In the absence of modern equipment such as computers and modern telecommunication facilities, flags and drums played a key role in directing troops in field battles in ancient China.

Flags of different colors were used to conduct communication and the deploying of troops in battle formations while the drums served as an instrument to boost soldiers' morale and to issue movement orders.

So, it was natural that the two instruments found their way into a number of Chinese sayings and expressions.

Of those which are still widely quoted is the idiom qi2 gu3 xiang1 dang1, or "having the same number of flags and drums."

It originates from a letter written by Emperor Guangwu during the early years of the Eastern Han Dynasty (AD 25-220). At that time, the new regime was facing strong opposition in remote provinces. Gongsun Shu named himself "emperor" in today's Sichuan Province and Wei Xiao set up a rebel army in the bordering Longxi Area.

Besides opposing the court, the two rebel factions were also involved in deep border disputes with each other.

Emperor Guangwu, who had long planned to take advantage of the brawl between Gongsun and Wei to alleviate opposition pressure in the northwest and southwest provinces, one day wrote a letter to Wei, proposing an alliance against Gongsun.

In the letter, the emperor said: "At present, most of the royal troops are fighting rebels in the east. So, I do not have a large number of contingents to be deployed in the west.
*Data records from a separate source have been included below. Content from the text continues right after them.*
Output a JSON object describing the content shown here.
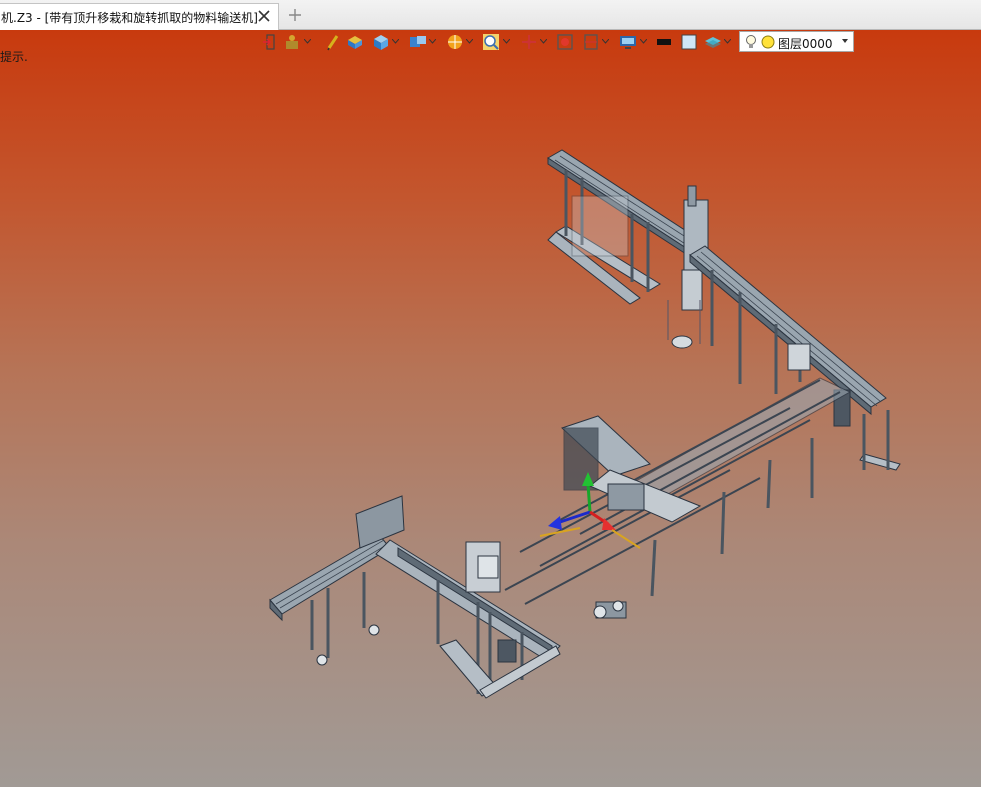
{
  "tab": {
    "title": "机.Z3 - [带有顶升移栽和旋转抓取的物料输送机]",
    "close_icon": "close-icon",
    "add_icon": "plus-icon"
  },
  "viewport": {
    "prompt": "提示.",
    "background_top": "#c83a0e",
    "background_bottom": "#a19a95"
  },
  "toolbar": {
    "layer_dropdown_value": "图层0000"
  }
}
"But, if Gongsun launches invasions into any of the central province, he will definitely first try to seize the area now under your command. Therefore, I believe that only by forming an alliance between us could we have the same number of flags and drums as Gongsun does."

Wei accepted the emperor's proposal and an anti-Gongsun alliance was soon established.

In the following years, the alliance not only undermined Gongsun's plans of invading the central provinces, but also launched a number of successful offenses against the military positions of the self-enthroned "emperor."

Today, Chinese speakers tend to cite this idiom qi2 gu3 xiang1 dang1 to indicate that someone is a match for another or it is "nip-and-tuck" between two rival teams.